Unfortunately, the ranch never realized a profit or broke even. During the years 2015, 2016 and 2017, the years before the court, the ranch had gross income of $892, $12,485 and $10,627, respectively and losses of $473,901, $223,095 and $229,124, respectively. The taxpayers reported total income during those same years from their other businesses of $11,099,715, $12,376,821 and $9,259,687. These loss and income amounts typically do not result in a taxpayer win.

However, in holding for the taxpayers, the court noted the following:

  1. Because they had no ranching experience, the taxpayers hired a very qualified foreman to run the ranch, who had managed two profitable ranches close to the taxpayers’ ranch.
  2. The foreman ran all aspects of the ranch and had a separate checkbook and credit card for ranch expenses.
  3. The taxpayers personally maintained very good and complete financial and payroll records for the ranch, and periodically engaged an accountant from one of their automotive businesses to review the ranch accounting work.
  4. “Petitioner husband’s management style for the ranch is similar to his management style for the automotive businesses: He hired experienced individuals to oversee the businesses’ day-to-day affairs, and he checked in with these managers intermittently for status updates”.

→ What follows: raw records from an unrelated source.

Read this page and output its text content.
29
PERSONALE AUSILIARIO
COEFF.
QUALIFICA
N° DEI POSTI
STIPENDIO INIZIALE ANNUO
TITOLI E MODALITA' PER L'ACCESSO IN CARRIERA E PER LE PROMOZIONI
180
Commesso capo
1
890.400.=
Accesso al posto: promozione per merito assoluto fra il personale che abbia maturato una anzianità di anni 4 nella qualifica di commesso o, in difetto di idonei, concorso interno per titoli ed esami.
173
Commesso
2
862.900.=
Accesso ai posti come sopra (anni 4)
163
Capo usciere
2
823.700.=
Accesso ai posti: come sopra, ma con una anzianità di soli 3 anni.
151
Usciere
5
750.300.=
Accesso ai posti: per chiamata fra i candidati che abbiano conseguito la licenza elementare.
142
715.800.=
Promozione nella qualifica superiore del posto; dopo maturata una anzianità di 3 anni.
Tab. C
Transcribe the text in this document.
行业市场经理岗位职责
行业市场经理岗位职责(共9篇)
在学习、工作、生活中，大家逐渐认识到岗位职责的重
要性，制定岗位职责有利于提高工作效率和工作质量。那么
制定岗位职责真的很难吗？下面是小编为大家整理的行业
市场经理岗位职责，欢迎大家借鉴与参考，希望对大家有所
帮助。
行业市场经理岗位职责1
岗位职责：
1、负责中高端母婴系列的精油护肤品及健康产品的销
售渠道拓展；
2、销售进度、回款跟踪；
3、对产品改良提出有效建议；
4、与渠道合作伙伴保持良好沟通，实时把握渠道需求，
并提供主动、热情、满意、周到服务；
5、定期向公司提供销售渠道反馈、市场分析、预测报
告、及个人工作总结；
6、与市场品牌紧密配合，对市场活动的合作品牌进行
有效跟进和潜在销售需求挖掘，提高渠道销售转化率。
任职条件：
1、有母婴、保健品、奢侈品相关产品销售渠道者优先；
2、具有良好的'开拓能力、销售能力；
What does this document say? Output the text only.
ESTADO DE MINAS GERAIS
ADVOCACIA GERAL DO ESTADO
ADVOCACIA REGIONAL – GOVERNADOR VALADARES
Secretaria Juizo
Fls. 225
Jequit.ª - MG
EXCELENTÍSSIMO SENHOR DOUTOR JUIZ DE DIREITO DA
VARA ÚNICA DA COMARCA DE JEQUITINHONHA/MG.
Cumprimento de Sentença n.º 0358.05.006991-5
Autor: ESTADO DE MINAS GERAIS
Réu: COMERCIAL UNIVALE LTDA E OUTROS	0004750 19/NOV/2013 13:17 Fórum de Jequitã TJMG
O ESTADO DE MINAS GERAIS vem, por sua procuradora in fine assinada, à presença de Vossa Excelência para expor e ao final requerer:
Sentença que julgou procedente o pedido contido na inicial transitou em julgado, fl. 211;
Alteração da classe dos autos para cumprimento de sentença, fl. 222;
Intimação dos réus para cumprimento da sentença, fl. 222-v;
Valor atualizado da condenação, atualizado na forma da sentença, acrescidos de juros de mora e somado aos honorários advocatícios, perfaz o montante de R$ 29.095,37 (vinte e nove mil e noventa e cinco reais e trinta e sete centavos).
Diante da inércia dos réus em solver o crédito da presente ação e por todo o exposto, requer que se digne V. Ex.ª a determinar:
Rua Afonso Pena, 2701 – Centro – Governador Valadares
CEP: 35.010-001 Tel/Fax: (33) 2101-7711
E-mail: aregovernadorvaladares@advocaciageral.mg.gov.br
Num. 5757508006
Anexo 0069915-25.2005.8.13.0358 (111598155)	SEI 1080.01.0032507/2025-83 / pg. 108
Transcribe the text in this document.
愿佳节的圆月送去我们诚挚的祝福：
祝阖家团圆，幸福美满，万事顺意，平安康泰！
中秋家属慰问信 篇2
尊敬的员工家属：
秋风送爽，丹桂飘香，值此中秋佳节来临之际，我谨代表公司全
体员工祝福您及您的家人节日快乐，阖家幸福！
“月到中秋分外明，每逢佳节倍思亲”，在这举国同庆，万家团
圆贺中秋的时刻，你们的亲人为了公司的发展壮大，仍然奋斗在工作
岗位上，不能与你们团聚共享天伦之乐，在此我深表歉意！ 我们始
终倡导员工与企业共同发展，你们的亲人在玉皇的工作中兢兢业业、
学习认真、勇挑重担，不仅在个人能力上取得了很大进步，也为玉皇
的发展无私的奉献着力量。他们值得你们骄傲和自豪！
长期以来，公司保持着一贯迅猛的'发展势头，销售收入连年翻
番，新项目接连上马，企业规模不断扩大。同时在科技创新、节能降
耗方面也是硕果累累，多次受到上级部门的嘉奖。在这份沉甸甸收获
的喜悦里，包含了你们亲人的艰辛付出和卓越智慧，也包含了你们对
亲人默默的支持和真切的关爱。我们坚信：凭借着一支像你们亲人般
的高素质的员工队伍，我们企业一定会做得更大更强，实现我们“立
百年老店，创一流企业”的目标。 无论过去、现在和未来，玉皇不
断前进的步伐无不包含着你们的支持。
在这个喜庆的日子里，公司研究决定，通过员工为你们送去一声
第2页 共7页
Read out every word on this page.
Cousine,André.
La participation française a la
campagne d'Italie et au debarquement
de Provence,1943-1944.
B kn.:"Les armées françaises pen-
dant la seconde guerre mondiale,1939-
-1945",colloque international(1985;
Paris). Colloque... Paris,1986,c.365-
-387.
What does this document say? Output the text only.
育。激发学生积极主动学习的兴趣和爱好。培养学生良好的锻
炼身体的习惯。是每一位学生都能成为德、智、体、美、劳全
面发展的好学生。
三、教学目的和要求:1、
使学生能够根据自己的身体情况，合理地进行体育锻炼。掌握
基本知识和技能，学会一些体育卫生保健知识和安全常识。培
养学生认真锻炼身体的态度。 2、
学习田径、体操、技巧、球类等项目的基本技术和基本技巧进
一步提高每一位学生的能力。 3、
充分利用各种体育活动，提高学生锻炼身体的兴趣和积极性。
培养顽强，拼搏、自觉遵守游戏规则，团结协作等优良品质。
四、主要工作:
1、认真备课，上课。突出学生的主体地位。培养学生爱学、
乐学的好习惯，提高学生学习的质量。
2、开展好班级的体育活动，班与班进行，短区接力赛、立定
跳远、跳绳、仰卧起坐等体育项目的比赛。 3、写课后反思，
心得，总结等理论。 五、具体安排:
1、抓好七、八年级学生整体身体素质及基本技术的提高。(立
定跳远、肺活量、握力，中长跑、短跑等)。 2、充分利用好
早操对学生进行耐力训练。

  5. The taxpayers quickly pivoted to an investment focus after they discovered that raising cattle was cost prohibitive, partially due to an unexpected drought, and that the ranch was too small to sustain wild animals for guided hunts. In addition, the insurance requirements and attendant liability risks significantly outweighed the potential revenue that providing hunting expeditions could yield.
  6. The taxpayers made significant improvements to the property and hoped to eventually sell the property at a gain. The foreman and third-party contractors completed most of the improvements, but the taxpayers would pitch in when they visited the ranch.
  7. The taxpayer husband testified at trial that the property was worth between $5.5 and $6 million and was listed for sale at $6.7 million.
  8. If the property sold at the lower end of the taxpayers’ estimates, they would still make a profit.
The court said it was a “close case” but concluded that the taxpayers engaged in their ranching activity for profit and their activities could not be characterized as a hobby.